CSFK Demands FMGE Centre in Kashmir Valley, Cites Inequity, Hardship

AhmadJunaidJ&KJuly 26, 2025370 Views


   

SRINAGAR: The Civil Society Forum Kashmir (CSFK) has issued an appeal to the Jammu and Kashmir government, urging the immediate establishment of a Foreign Medical Graduate Examination (FMGE) centre in the Kashmir Valley. In a formal statement, the forum called upon the Chief Minister, the Health Minister, and the Secretary of the Health and Medical Education Department to prioritise the matter in the interest of fairness and accessibility for Kashmiri medical graduates returning from abroad.

The FMGE, conducted by the National Board of Examinations in Medical Sciences (NBEMS), is a mandatory screening test for Indian citizens who complete their medical education in foreign countries. Passing this examination is essential for obtaining a licence to practise medicine in India. Despite the growing number of foreign medical graduates (FMGs) hailing from the Kashmir Valley, no examination centre exists in the region, forcing candidates to travel long distances to other parts of India, including Delhi, Punjab, and various southern states.
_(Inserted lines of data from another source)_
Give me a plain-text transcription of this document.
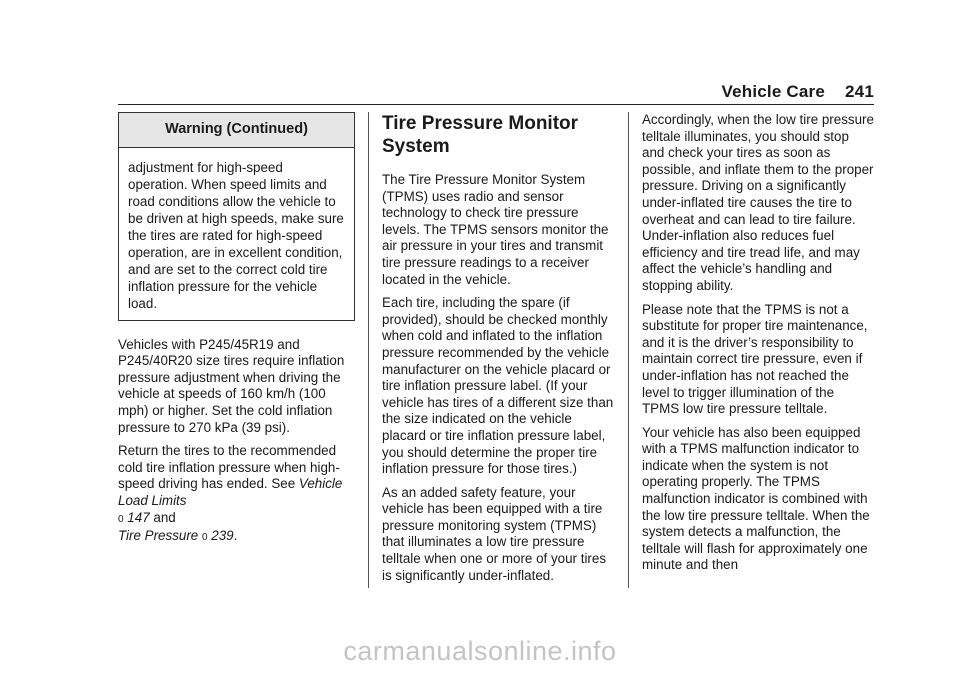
Vehicle Care 241
Warning (Continued)
adjustment for high-speed operation. When speed limits and road conditions allow the vehicle to be driven at high speeds, make sure the tires are rated for high-speed operation, are in excellent condition, and are set to the correct cold tire inflation pressure for the vehicle load.

Vehicles with P245/45R19 and P245/40R20 size tires require inflation pressure adjustment when driving the vehicle at speeds of 160 km/h (100 mph) or higher. Set the cold inflation pressure to 270 kPa (39 psi).

Return the tires to the recommended cold tire inflation pressure when high-speed driving has ended. See Vehicle Load Limits
0 147 and
Tire Pressure 0 239.

Tire Pressure Monitor System

The Tire Pressure Monitor System (TPMS) uses radio and sensor technology to check tire pressure levels. The TPMS sensors monitor the air pressure in your tires and transmit tire pressure readings to a receiver located in the vehicle.

Each tire, including the spare (if provided), should be checked monthly when cold and inflated to the inflation pressure recommended by the vehicle manufacturer on the vehicle placard or tire inflation pressure label. (If your vehicle has tires of a different size than the size indicated on the vehicle placard or tire inflation pressure label, you should determine the proper tire inflation pressure for those tires.)

As an added safety feature, your vehicle has been equipped with a tire pressure monitoring system (TPMS) that illuminates a low tire pressure telltale when one or more of your tires is significantly under-inflated.

Accordingly, when the low tire pressure telltale illuminates, you should stop and check your tires as soon as possible, and inflate them to the proper pressure. Driving on a significantly under-inflated tire causes the tire to overheat and can lead to tire failure. Under-inflation also reduces fuel efficiency and tire tread life, and may affect the vehicle’s handling and stopping ability.

Please note that the TPMS is not a substitute for proper tire maintenance, and it is the driver’s responsibility to maintain correct tire pressure, even if under-inflation has not reached the level to trigger illumination of the TPMS low tire pressure telltale.

Your vehicle has also been equipped with a TPMS malfunction indicator to indicate when the system is not operating properly. The TPMS malfunction indicator is combined with the low tire pressure telltale. When the system detects a malfunction, the telltale will flash for approximately one minute and then

carmanualsonline.info
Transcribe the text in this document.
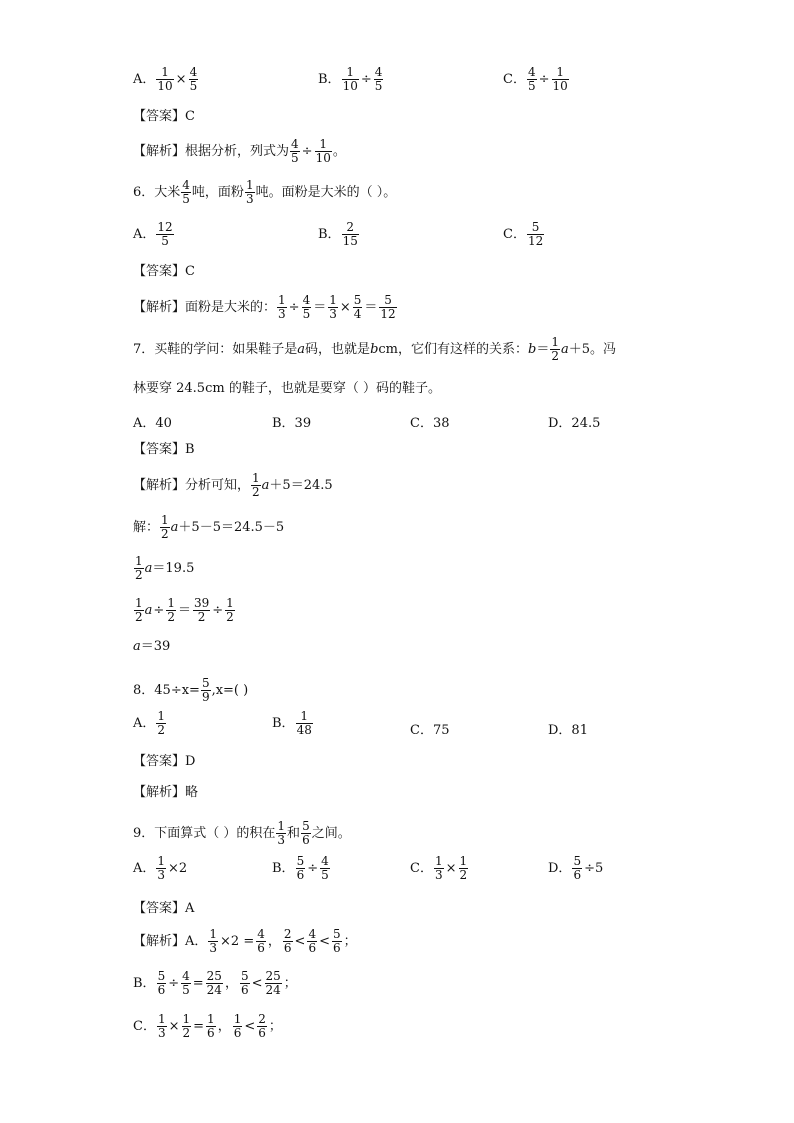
A． $\frac{1}{10} \times \frac{4}{5}$	B． $\frac{1}{10} \div \frac{4}{5}$	C． $\frac{4}{5} \div \frac{1}{10}$
【答案】C
【解析】根据分析，列式为 $\frac{4}{5} \div \frac{1}{10}$ 。
6．大米 $\frac{4}{5}$ 吨，面粉 $\frac{1}{3}$ 吨。面粉是大米的（ ）。
A． $\frac{12}{5}$	B． $\frac{2}{15}$	C． $\frac{5}{12}$
【答案】C
【解析】面粉是大米的： $\frac{1}{3} \div \frac{4}{5} = \frac{1}{3} \times \frac{5}{4} = \frac{5}{12}$
7．买鞋的学问：如果鞋子是a码，也就是bcm，它们有这样的关系：$b= \frac{1}{2} a+5$。冯
林要穿 24.5cm 的鞋子，也就是要穿（ ）码的鞋子。
A．40	B．39	C．38	D．24.5
【答案】B
【解析】分析可知， $\frac{1}{2} a+5=24.5$
解： $\frac{1}{2} a+5-5=24.5-5$
$\frac{1}{2} a=19.5$
$\frac{1}{2} a\div \frac{1}{2} = \frac{39}{2} \div \frac{1}{2}$
a＝39
8．$45\div x= \frac{5}{9} ,x=$( )
A． $\frac{1}{2}$	B． $\frac{1}{48}$	C．75	D．81
【答案】D
【解析】略
9．下面算式（ ）的积在 $\frac{1}{3}$ 和 $\frac{5}{6}$ 之间。
A． $\frac{1}{3} \times 2$	B． $\frac{5}{6} \div \frac{4}{5}$	C． $\frac{1}{3} \times \frac{1}{2}$	D． $\frac{5}{6} \div 5$
【答案】A
【解析】A． $\frac{1}{3} \times 2 = \frac{4}{6}$ ， $\frac{2}{6} < \frac{4}{6} < \frac{5}{6}$ ；
B． $\frac{5}{6} \div \frac{4}{5} = \frac{25}{24}$ ， $\frac{5}{6} < \frac{25}{24}$ ；
C． $\frac{1}{3} \times \frac{1}{2} = \frac{1}{6}$ ， $\frac{1}{6} < \frac{2}{6}$ ；
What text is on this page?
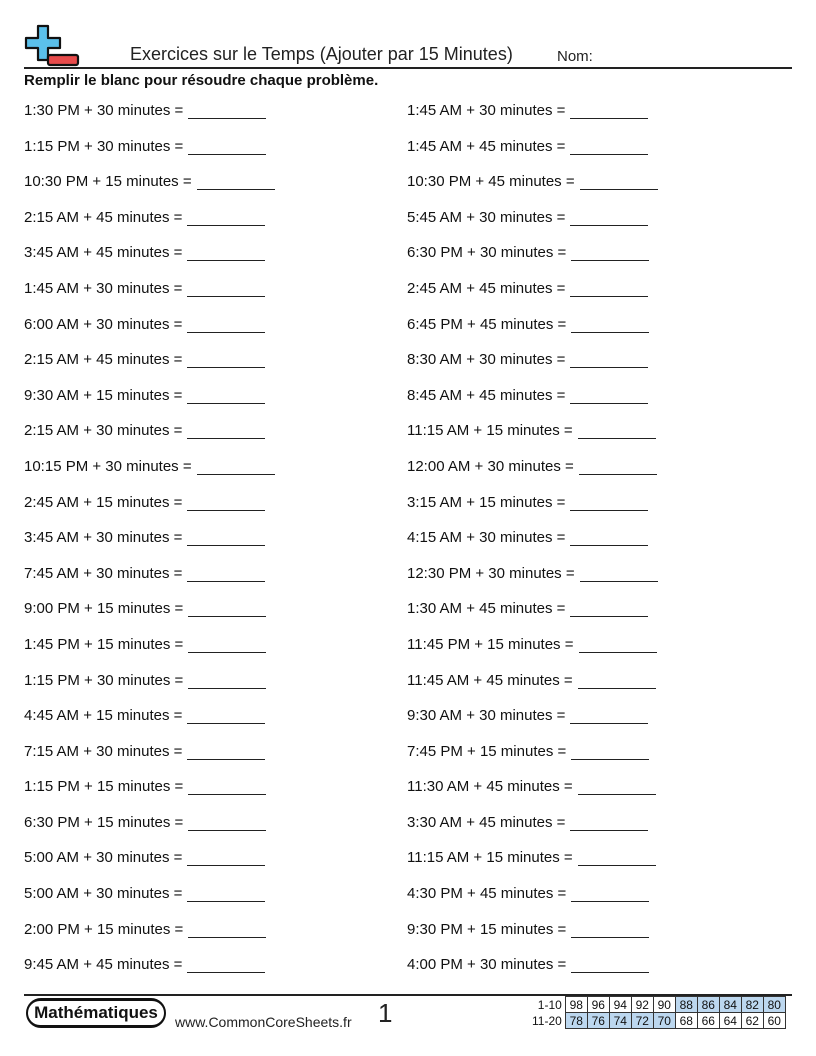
Exercices sur le Temps (Ajouter par 15 Minutes)	Nom:
Remplir le blanc pour résoudre chaque problème.
1:30 PM + 30 minutes =	1:45 AM + 30 minutes =
1:15 PM + 30 minutes =	1:45 AM + 45 minutes =
10:30 PM + 15 minutes =	10:30 PM + 45 minutes =
2:15 AM + 45 minutes =	5:45 AM + 30 minutes =
3:45 AM + 45 minutes =	6:30 PM + 30 minutes =
1:45 AM + 30 minutes =	2:45 AM + 45 minutes =
6:00 AM + 30 minutes =	6:45 PM + 45 minutes =
2:15 AM + 45 minutes =	8:30 AM + 30 minutes =
9:30 AM + 15 minutes =	8:45 AM + 45 minutes =
2:15 AM + 30 minutes =	11:15 AM + 15 minutes =
10:15 PM + 30 minutes =	12:00 AM + 30 minutes =
2:45 AM + 15 minutes =	3:15 AM + 15 minutes =
3:45 AM + 30 minutes =	4:15 AM + 30 minutes =
7:45 AM + 30 minutes =	12:30 PM + 30 minutes =
9:00 PM + 15 minutes =	1:30 AM + 45 minutes =
1:45 PM + 15 minutes =	11:45 PM + 15 minutes =
1:15 PM + 30 minutes =	11:45 AM + 45 minutes =
4:45 AM + 15 minutes =	9:30 AM + 30 minutes =
7:15 AM + 30 minutes =	7:45 PM + 15 minutes =
1:15 PM + 15 minutes =	11:30 AM + 45 minutes =
6:30 PM + 15 minutes =	3:30 AM + 45 minutes =
5:00 AM + 30 minutes =	11:15 AM + 15 minutes =
5:00 AM + 30 minutes =	4:30 PM + 45 minutes =
2:00 PM + 15 minutes =	9:30 PM + 15 minutes =
9:45 AM + 45 minutes =	4:00 PM + 30 minutes =
Mathématiques	www.CommonCoreSheets.fr 1	1-10	98	96	94	92	90	88	86	84	82	80
11-20	78	76	74	72	70	68	66	64	62	60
CSFK noted that this absence of a local exam centre places a disproportionate burden on aspirants from Kashmir. They are compelled to bear financial strain, navigate travel and accommodation challenges, and contend with safety and weather-related concerns—often right before one of the most important examinations of their lives. The forum argued that such avoidable stress can harm performance and morale.

While states such as Tamil Nadu and Kerala now boast as many as six FMGE centres each, and other states like Gujarat, Karnataka, Maharashtra, Rajasthan, and Andhra Pradesh have between four and five centres, Jammu and Kashmir has only one—and that too located in Jammu, hundreds of kilometres from most candidates in the Valley. Even states with significantly smaller foreign medical graduate populations, such as Himachal Pradesh, Odisha, and Jharkhand, have at least one designated exam centre.

Kashmir, the CSFK emphasised, remains the only major region in the country with a substantial FMG population but without a single FMGE centre. This, the forum believes, is a glaring omission in national medical policy and a serious inequity that needs to be corrected without delay.

The CSFK concluded its statement by reiterating that establishing an FMGE centre in Srinagar, or another accessible location in the Valley, would not only level the playing field for Kashmiri aspirants but also support the region’s growing healthcare needs. The presence of such a centre, they argued, would facilitate the return of trained professionals to the Valley’s hospitals and clinics—an outcome that would ultimately benefit the broader public health ecosystem.

“Let merit be tested, not endurance,” the forum stated, calling for an end to what it described as an unfair test of logistical resilience rather than academic readiness. The demand, rooted in both logic and equity, now awaits a policy response from the Jammu and Kashmir administration.